La redondance pour corriger les erreurs
Mais cela ne suffit pas. En effet, des erreurs liées à la décohérence surviennent au moment du stockage de l’information quantique ou de l’exécution d’un calcul. Il est donc important de les corriger en temps réel. Les scientifiques misent pour cela sur les “codes correcteurs d’erreur”. Pour faire simple, cette approche consiste à dupliquer l’information quantique de chaque qubit dit « logique » – qui participe effectivement au calcul et stocke l’information à protéger – sur des qubits dits « auxiliaires », qui ne participent pas directement au calcul mais permettent de contrôler l’état du qubit logique et de corriger les erreurs.
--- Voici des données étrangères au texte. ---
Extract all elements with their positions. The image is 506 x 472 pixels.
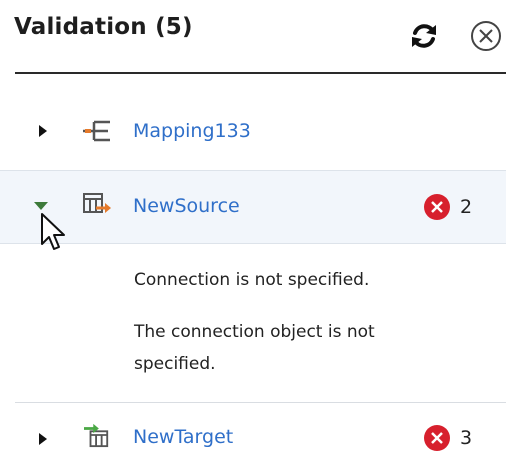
validation-message: The connection object is not specified. — [134, 322, 375, 374]
panel-header: Validation (5) — [0, 0, 506, 74]
tree-item-label[interactable]: NewTarget — [133, 426, 233, 448]
error-badge: 2 — [424, 194, 472, 220]
mapping-icon — [83, 120, 110, 142]
tree-row-mapping[interactable]: Mapping133 — [0, 96, 506, 168]
expand-caret[interactable] — [32, 428, 54, 450]
header-divider — [15, 72, 506, 74]
refresh-button[interactable] — [406, 18, 442, 54]
validation-message: Connection is not specified. — [134, 270, 370, 290]
caret-right-icon — [39, 125, 47, 137]
row-divider — [15, 402, 506, 403]
tree-item-label[interactable]: Mapping133 — [133, 120, 251, 142]
error-x-icon — [424, 425, 450, 451]
source-icon — [83, 193, 111, 213]
close-circle-icon — [471, 21, 501, 51]
expand-caret[interactable] — [32, 120, 54, 142]
error-x-icon — [424, 194, 450, 220]
error-badge: 3 — [424, 425, 472, 451]
refresh-icon — [412, 24, 436, 48]
error-count: 3 — [460, 427, 473, 449]
error-count: 2 — [460, 196, 473, 218]
panel-title: Validation (5) — [14, 14, 193, 40]
tree-row-newsource[interactable]: NewSource 2 — [0, 170, 506, 244]
tree-row-newtarget[interactable]: NewTarget 3 — [0, 404, 506, 472]
caret-down-icon — [34, 202, 48, 210]
mouse-pointer-icon — [41, 213, 65, 250]
caret-right-icon — [39, 433, 47, 445]
target-icon — [84, 423, 109, 448]
tree-item-label[interactable]: NewSource — [133, 195, 240, 217]
close-button[interactable] — [468, 18, 504, 54]
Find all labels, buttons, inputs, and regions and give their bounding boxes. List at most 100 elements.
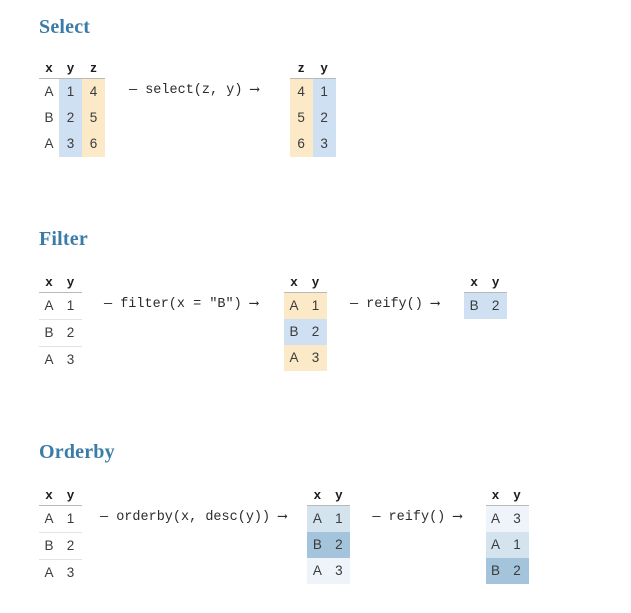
- cell-x: A: [44, 352, 54, 367]
- cell-y: 2: [303, 319, 327, 345]
- table-filter-input: x y A 1 B 2 A 3: [39, 274, 82, 373]
- table-orderby-input: x y A 1 B 2 A 3: [39, 487, 82, 586]
- table-row: B 2: [307, 532, 351, 558]
- cell-y: 3: [66, 352, 75, 367]
- table-filter-masked: x y A 1 B 2 A 3: [283, 274, 327, 371]
- cell-x: B: [39, 532, 59, 560]
- cell-z: 4: [82, 78, 105, 105]
- filter-operation-label: — filter(x = "B") ⟶: [104, 297, 258, 312]
- cell-y: 1: [59, 292, 82, 320]
- column-header-y: y: [327, 487, 351, 506]
- column-header-y: y: [59, 60, 82, 79]
- table-header-row: x y: [464, 274, 508, 293]
- cell-x: A: [283, 292, 304, 319]
- cell-x: A: [485, 532, 506, 558]
- cell-y: 3: [66, 565, 75, 580]
- cell-z: 4: [289, 78, 313, 105]
- column-header-y: y: [505, 487, 529, 506]
- table-row: A 1: [39, 505, 82, 533]
- cell-y: 2: [327, 532, 351, 558]
- column-header-z: z: [289, 60, 313, 79]
- section-orderby: Orderby x y A 1 B 2 A 3 — orderby(x, des…: [0, 441, 631, 586]
- cell-x: B: [464, 292, 485, 319]
- table-row: A 3: [283, 345, 327, 371]
- section-select: Select x y z A 1 4 B 2 5 A 3 6 — select(…: [0, 16, 631, 157]
- cell-y: 1: [59, 78, 82, 105]
- filter-flow: x y A 1 B 2 A 3 — filter(x = "B") ⟶ x y …: [39, 274, 631, 373]
- column-header-x: x: [464, 274, 485, 293]
- cell-y: 2: [312, 105, 336, 131]
- table-row: A 3: [39, 560, 82, 587]
- table-header-row: x y: [283, 274, 327, 293]
- table-row: B 2: [39, 532, 82, 560]
- table-row: A 1: [283, 292, 327, 319]
- table-row: A 1: [485, 532, 529, 558]
- cell-y: 1: [327, 505, 351, 532]
- cell-x: A: [44, 136, 54, 151]
- section-title-select: Select: [39, 16, 91, 38]
- table-row: 4 1: [289, 78, 336, 105]
- cell-y: 2: [59, 105, 82, 131]
- table-header-row: x y z: [39, 60, 105, 79]
- column-header-y: y: [59, 487, 82, 506]
- cell-x: A: [39, 505, 59, 533]
- select-operation-label: — select(z, y) ⟶: [129, 83, 259, 98]
- table-select-input: x y z A 1 4 B 2 5 A 3 6: [39, 60, 105, 157]
- column-header-y: y: [59, 274, 82, 293]
- section-filter: Filter x y A 1 B 2 A 3 — filter(x = "B")…: [0, 228, 631, 373]
- select-flow: x y z A 1 4 B 2 5 A 3 6 — select(z, y) ⟶…: [39, 60, 631, 157]
- table-row: B 2: [39, 319, 82, 347]
- column-header-z: z: [82, 60, 105, 79]
- table-row: B 2 5: [39, 105, 105, 131]
- table-header-row: x y: [485, 487, 529, 506]
- cell-x: A: [485, 505, 506, 532]
- cell-x: B: [44, 110, 54, 125]
- table-header-row: x y: [39, 274, 82, 293]
- table-row: A 1 4: [39, 78, 105, 105]
- diagram-page: Select x y z A 1 4 B 2 5 A 3 6 — select(…: [0, 0, 631, 613]
- section-title-filter: Filter: [39, 228, 88, 250]
- cell-y: 3: [59, 131, 82, 157]
- table-row: A 3: [485, 505, 529, 532]
- orderby-reify-label: — reify() ⟶: [372, 510, 462, 525]
- column-header-x: x: [307, 487, 328, 506]
- column-header-x: x: [39, 60, 59, 79]
- column-header-x: x: [39, 274, 59, 293]
- table-row: A 3: [307, 558, 351, 584]
- table-row: B 2: [283, 319, 327, 345]
- table-row: 5 2: [289, 105, 336, 131]
- cell-y: 2: [484, 292, 508, 319]
- column-header-y: y: [484, 274, 508, 293]
- table-select-output: z y 4 1 5 2 6 3: [289, 60, 336, 157]
- table-header-row: x y: [39, 487, 82, 506]
- cell-y: 1: [59, 505, 82, 533]
- cell-y: 2: [505, 558, 529, 584]
- table-row: A 3: [39, 347, 82, 374]
- cell-x: A: [44, 565, 54, 580]
- table-header-row: z y: [289, 60, 336, 79]
- orderby-operation-label: — orderby(x, desc(y)) ⟶: [100, 510, 287, 525]
- cell-y: 3: [327, 558, 351, 584]
- cell-x: A: [44, 84, 54, 99]
- cell-z: 5: [82, 105, 105, 131]
- column-header-y: y: [312, 60, 336, 79]
- table-orderby-ranked: x y A 1 B 2 A 3: [307, 487, 351, 584]
- column-header-x: x: [485, 487, 506, 506]
- column-header-y: y: [303, 274, 327, 293]
- cell-x: B: [485, 558, 506, 584]
- cell-y: 3: [505, 505, 529, 532]
- cell-x: B: [283, 319, 304, 345]
- table-row: A 3 6: [39, 131, 105, 157]
- table-header-row: x y: [307, 487, 351, 506]
- cell-z: 6: [82, 131, 105, 157]
- cell-z: 6: [289, 131, 313, 157]
- cell-x: A: [307, 505, 328, 532]
- table-filter-reified: x y B 2: [464, 274, 508, 319]
- column-header-x: x: [39, 487, 59, 506]
- cell-x: B: [39, 319, 59, 347]
- cell-y: 1: [303, 292, 327, 319]
- cell-x: B: [307, 532, 328, 558]
- table-row: A 1: [307, 505, 351, 532]
- cell-x: A: [307, 558, 328, 584]
- section-title-orderby: Orderby: [39, 441, 115, 463]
Enfin, un aspect primordial dans la mise en place d’une machine quantique vraiment utile est son accessibilité par une communauté scientifique la plus large possible. Tous les grands groupes ont donc créé leur propre écosystème logiciel pour permettre au plus grand nombre de chercheurs de créer des algorithmes. Atos propose ainsi un outil de développement d’algorithmes quantiques appelé MyQLM qui peut être installé sur un simple ordinateur personnel. De son côté, Google propose une suite logicielle baptisée Cirq qui permet aux développeurs de coder en Python – le langage informatique le plus utilisé en machine learning – sans aucune connaissance préalable en physique quantique. IBM propose une solution similaire baptisée Qiskit, permettant à l’utilisateur de coder sans même s’apercevoir qu’il mobilise en partie un processeur quantique. Les progrès du matériel et du logiciel suivent donc une trajectoire similaire, ils devraient dans les prochaines années atteindre une maturité autorisant les premières applications intéressantes.
Gautier Cariou
Légende photo : Vue partielle sur un accélérateur quantique du finlandais IQM Quantum computers. © IQM.